Croissance faible, inflation et incertitudes politiques
En France, l’année 2024 a été caractérisée «par une croissance modérée, avec une tendance au ralentissement au cours de l’année», a rappelé Alain Tourdjman. Le tout dans un contexte d’incertitudes lié à «la succession de chocs depuis cinq ans», lesquels ont des impacts en matière de politique économique, d’investissements et de projets d’embauches.
En revanche, «on constate que le choc inflationniste et le choc politique lié à la dissolution de l’Assemblée nationale n’ont pas eu d’effet négatif sur le taux de marge des entreprises», a relevé Julien Laugier. Le secteur des services a néanmoins plus souffert de l’inflation que les secteurs situés plus en amont de la production, et les TPE ont également été plus affectées que les PME. Les TPE et PME qui, contrairement aux ETI et aux grandes entreprises, se sont massivement désendettées depuis la crise de 2008, ont poursuivi leur désendettement en 2024, ce qui explique le recul de leurs investissements.

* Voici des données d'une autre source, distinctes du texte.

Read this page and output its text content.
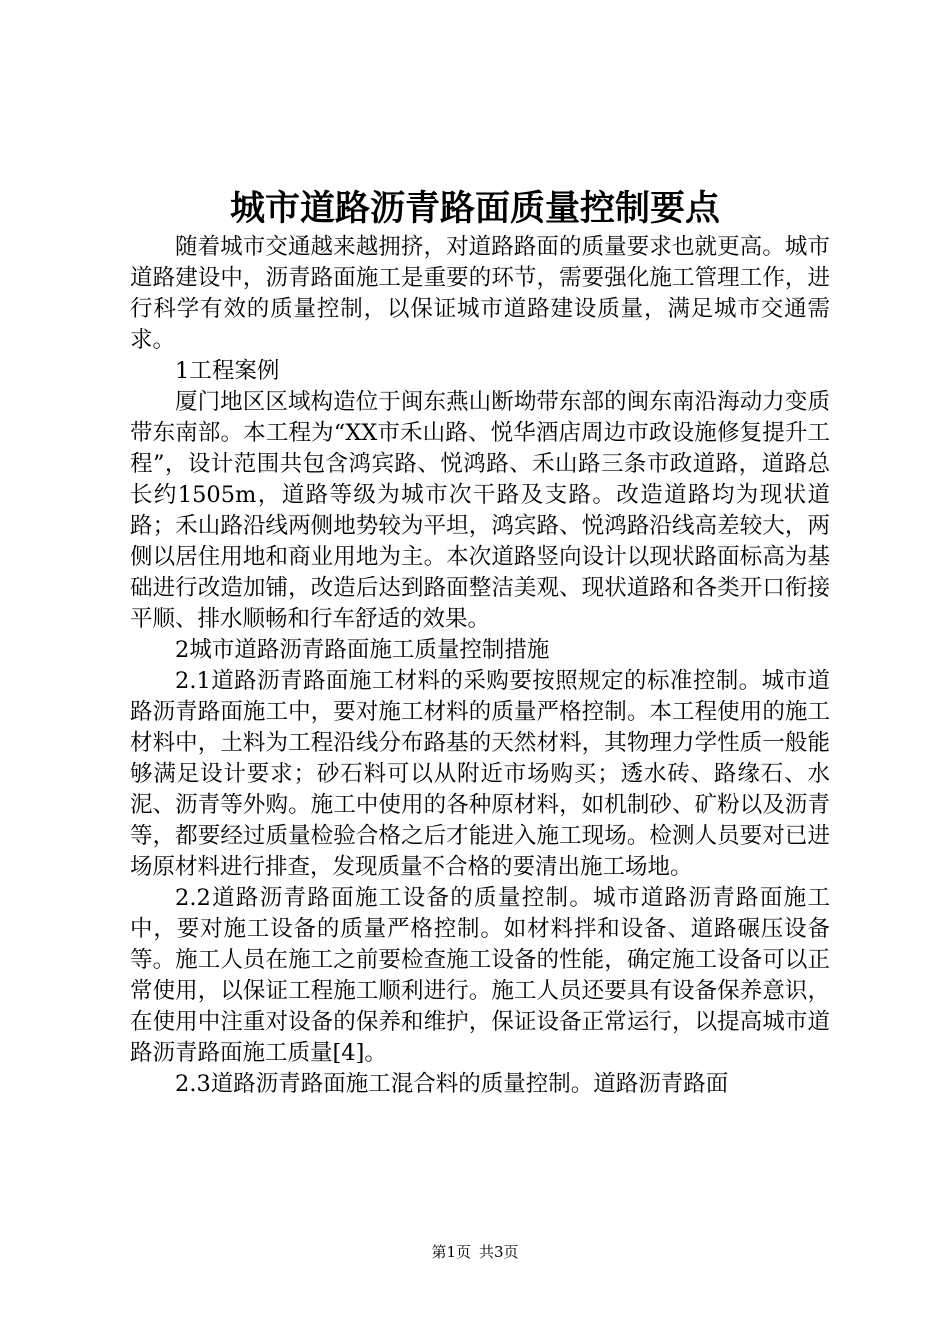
城市道路沥青路面质量控制要点

随着城市交通越来越拥挤，对道路路面的质量要求也就更高。城市道路建设中，沥青路面施工是重要的环节，需要强化施工管理工作，进行科学有效的质量控制，以保证城市道路建设质量，满足城市交通需求。

1工程案例

厦门地区区域构造位于闽东燕山断坳带东部的闽东南沿海动力变质带东南部。本工程为“XX市禾山路、悦华酒店周边市政设施修复提升工程”，设计范围共包含鸿宾路、悦鸿路、禾山路三条市政道路，道路总长约1505m，道路等级为城市次干路及支路。改造道路均为现状道路；禾山路沿线两侧地势较为平坦，鸿宾路、悦鸿路沿线高差较大，两侧以居住用地和商业用地为主。本次道路竖向设计以现状路面标高为基础进行改造加铺，改造后达到路面整洁美观、现状道路和各类开口衔接平顺、排水顺畅和行车舒适的效果。

2城市道路沥青路面施工质量控制措施

2.1道路沥青路面施工材料的采购要按照规定的标准控制。城市道路沥青路面施工中，要对施工材料的质量严格控制。本工程使用的施工材料中，土料为工程沿线分布路基的天然材料，其物理力学性质一般能够满足设计要求；砂石料可以从附近市场购买；透水砖、路缘石、水泥、沥青等外购。施工中使用的各种原材料，如机制砂、矿粉以及沥青等，都要经过质量检验合格之后才能进入施工现场。检测人员要对已进场原材料进行排查，发现质量不合格的要清出施工场地。

2.2道路沥青路面施工设备的质量控制。城市道路沥青路面施工中，要对施工设备的质量严格控制。如材料拌和设备、道路碾压设备等。施工人员在施工之前要检查施工设备的性能，确定施工设备可以正常使用，以保证工程施工顺利进行。施工人员还要具有设备保养意识，在使用中注重对设备的保养和维护，保证设备正常运行，以提高城市道路沥青路面施工质量[4]。

2.3道路沥青路面施工混合料的质量控制。道路沥青路面

第1页 共3页
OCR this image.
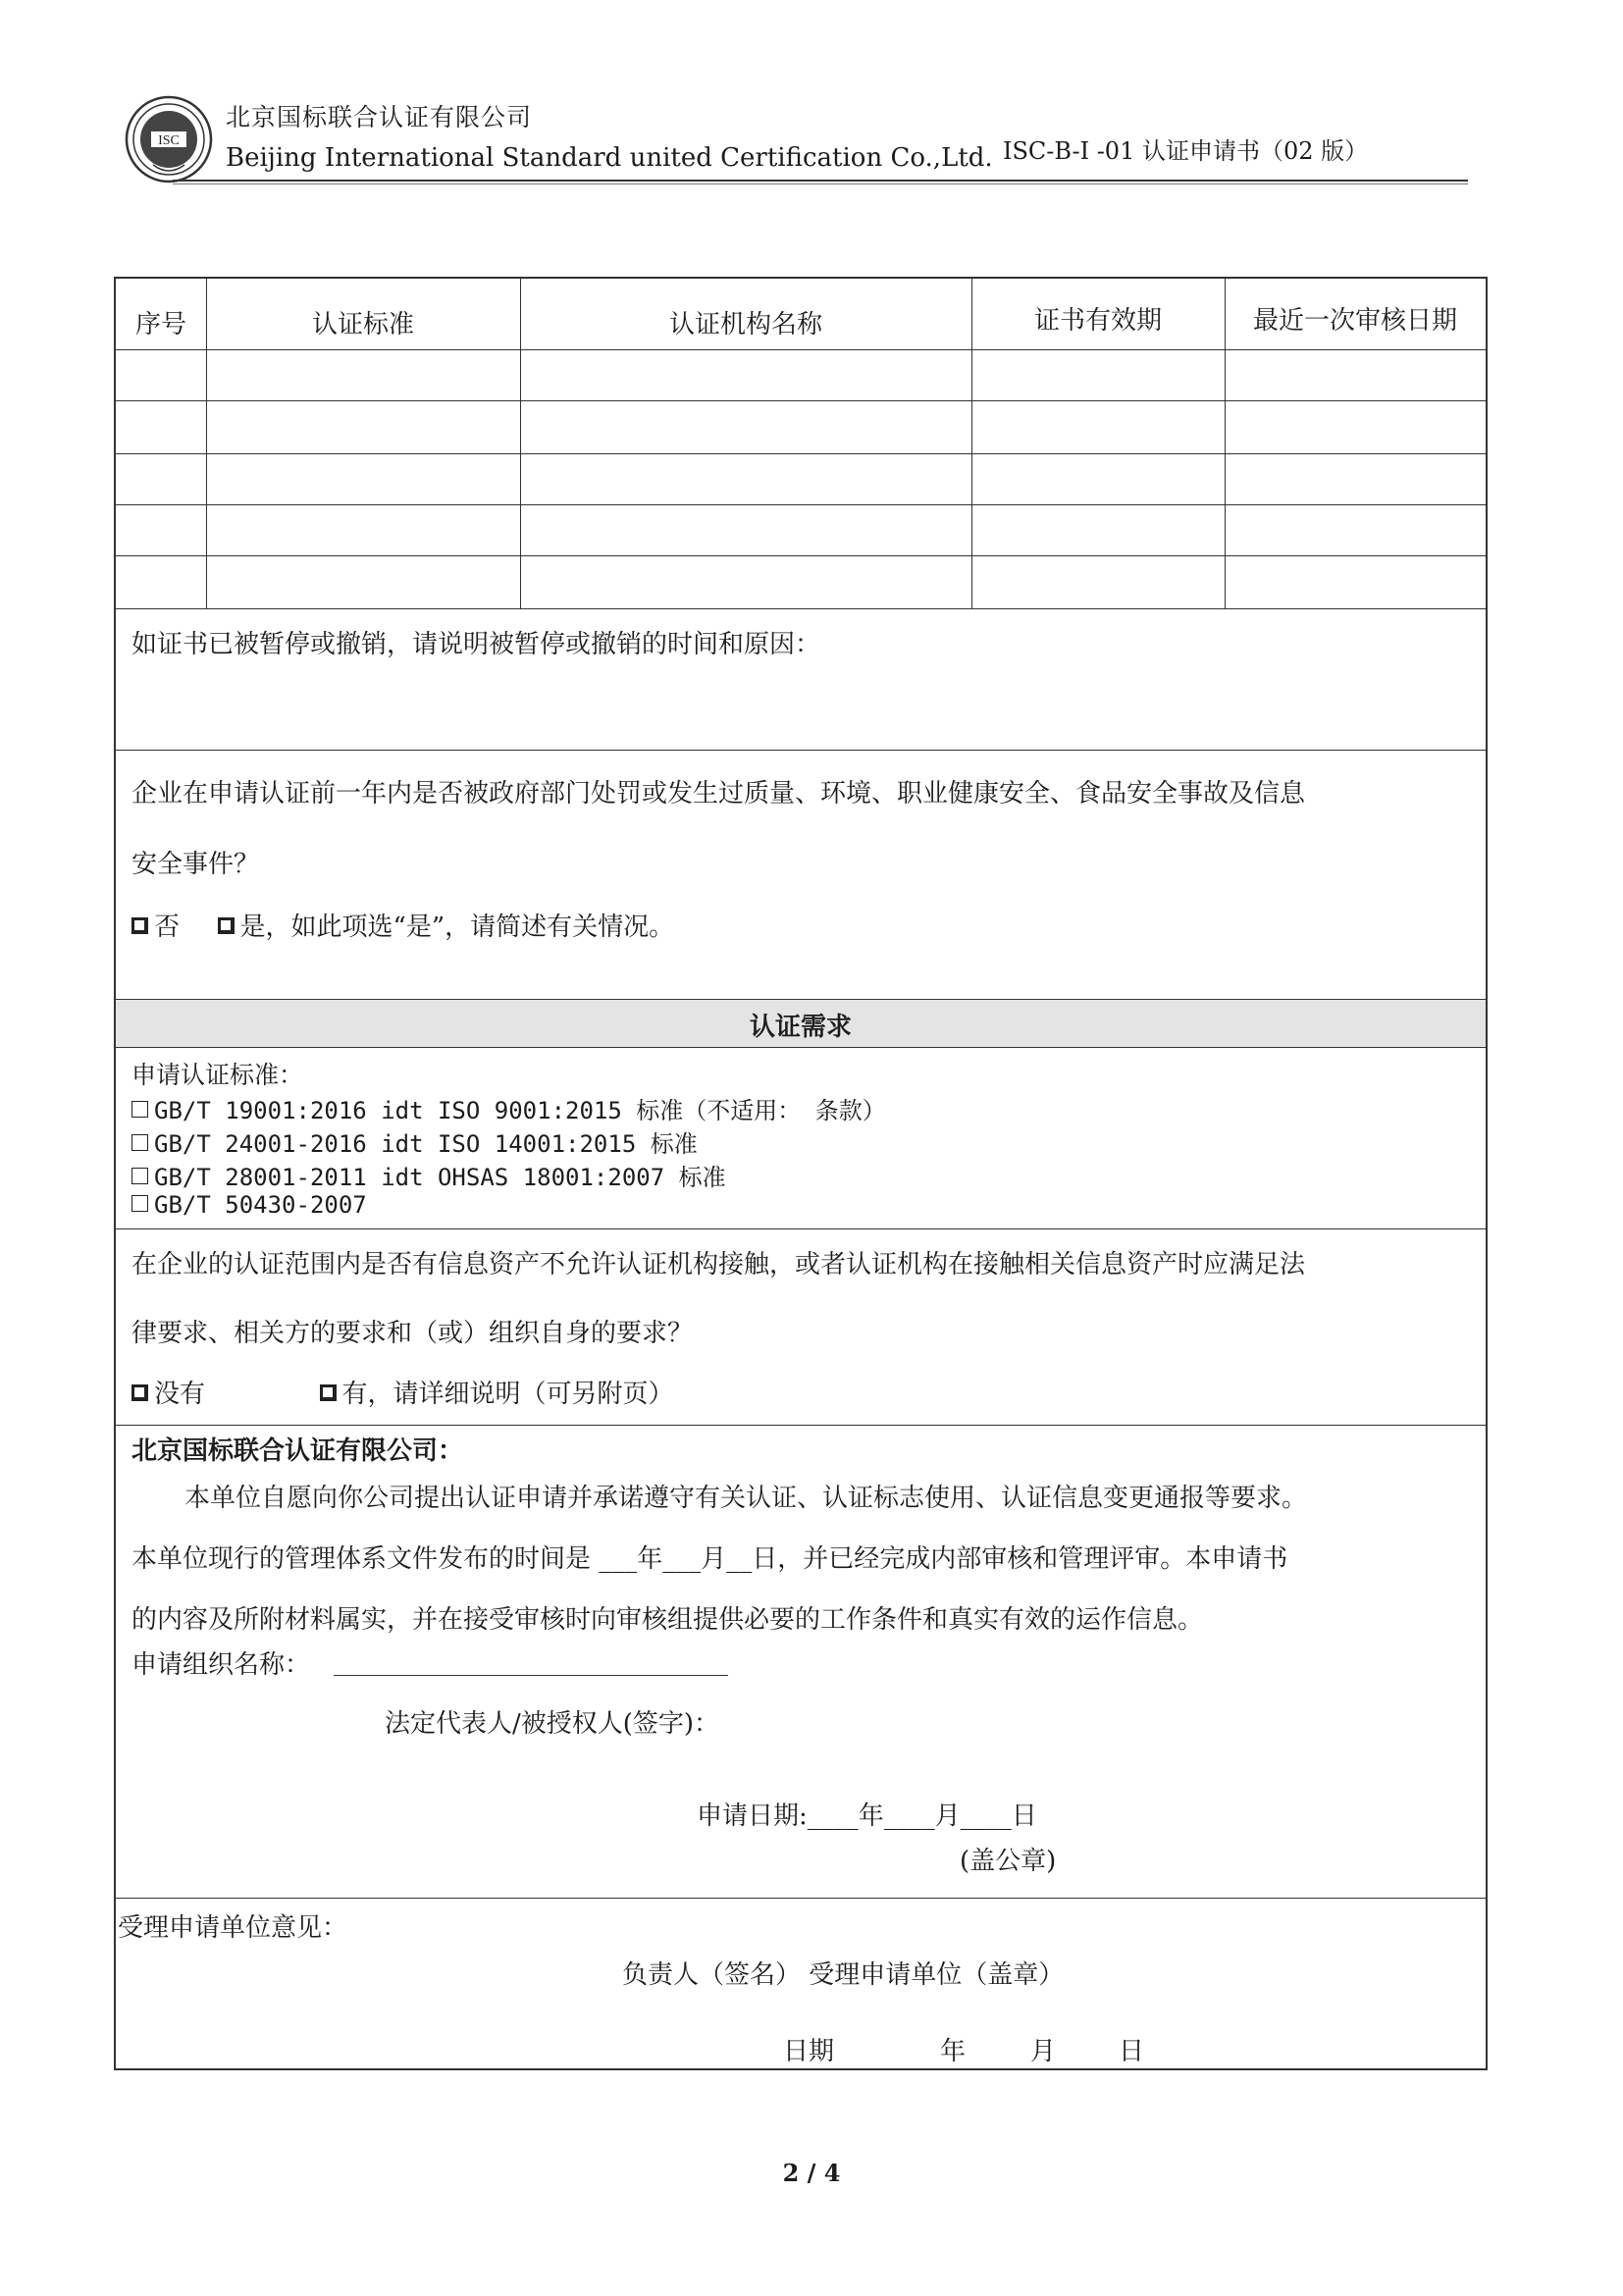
ISC
北京国标联合认证有限公司
Beijing International Standard united Certification Co.,Ltd. ISC-B-I -01 认证申请书（02 版）
序号	认证标准	认证机构名称	证书有效期	最近一次审核日期
如证书已被暂停或撤销，请说明被暂停或撤销的时间和原因：
企业在申请认证前一年内是否被政府部门处罚或发生过质量、环境、职业健康安全、食品安全事故及信息
安全事件？
否 是，如此项选“是”，请简述有关情况。
认证需求
申请认证标准：
GB/T 19001:2016 idt ISO 9001:2015 标准（不适用： 条款）
GB/T 24001-2016 idt ISO 14001:2015 标准
GB/T 28001-2011 idt OHSAS 18001:2007 标准
GB/T 50430-2007
在企业的认证范围内是否有信息资产不允许认证机构接触，或者认证机构在接触相关信息资产时应满足法
律要求、相关方的要求和（或）组织自身的要求？
没有	有，请详细说明（可另附页）
北京国标联合认证有限公司：
本单位自愿向你公司提出认证申请并承诺遵守有关认证、认证标志使用、认证信息变更通报等要求。
本单位现行的管理体系文件发布的时间是 ___年___月__日，并已经完成内部审核和管理评审。本申请书
的内容及所附材料属实，并在接受审核时向审核组提供必要的工作条件和真实有效的运作信息。
申请组织名称：
法定代表人/被授权人(签字)：
申请日期:____年____月____日
(盖公章)
受理申请单位意见：
负责人（签名） 受理申请单位（盖章）
日期	年	月 日
2 / 4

Vers une stabilisation de défaillances d’entreprises en 2025 ?
En termes de perspectives pour 2025, il faut s’attendre, selon les deux économistes de la BPCE, à une croissance économique limitée et une vague des destructions d’emplois (de
l’ordre de 40 000 emplois, selon la Banque de France), ainsi qu’à la stabilisation des défaillances à un niveau élevé (68 000 prévues en 2025), avec un ralentissement pour les PME et ETI et une accélération pour les plus petites structures.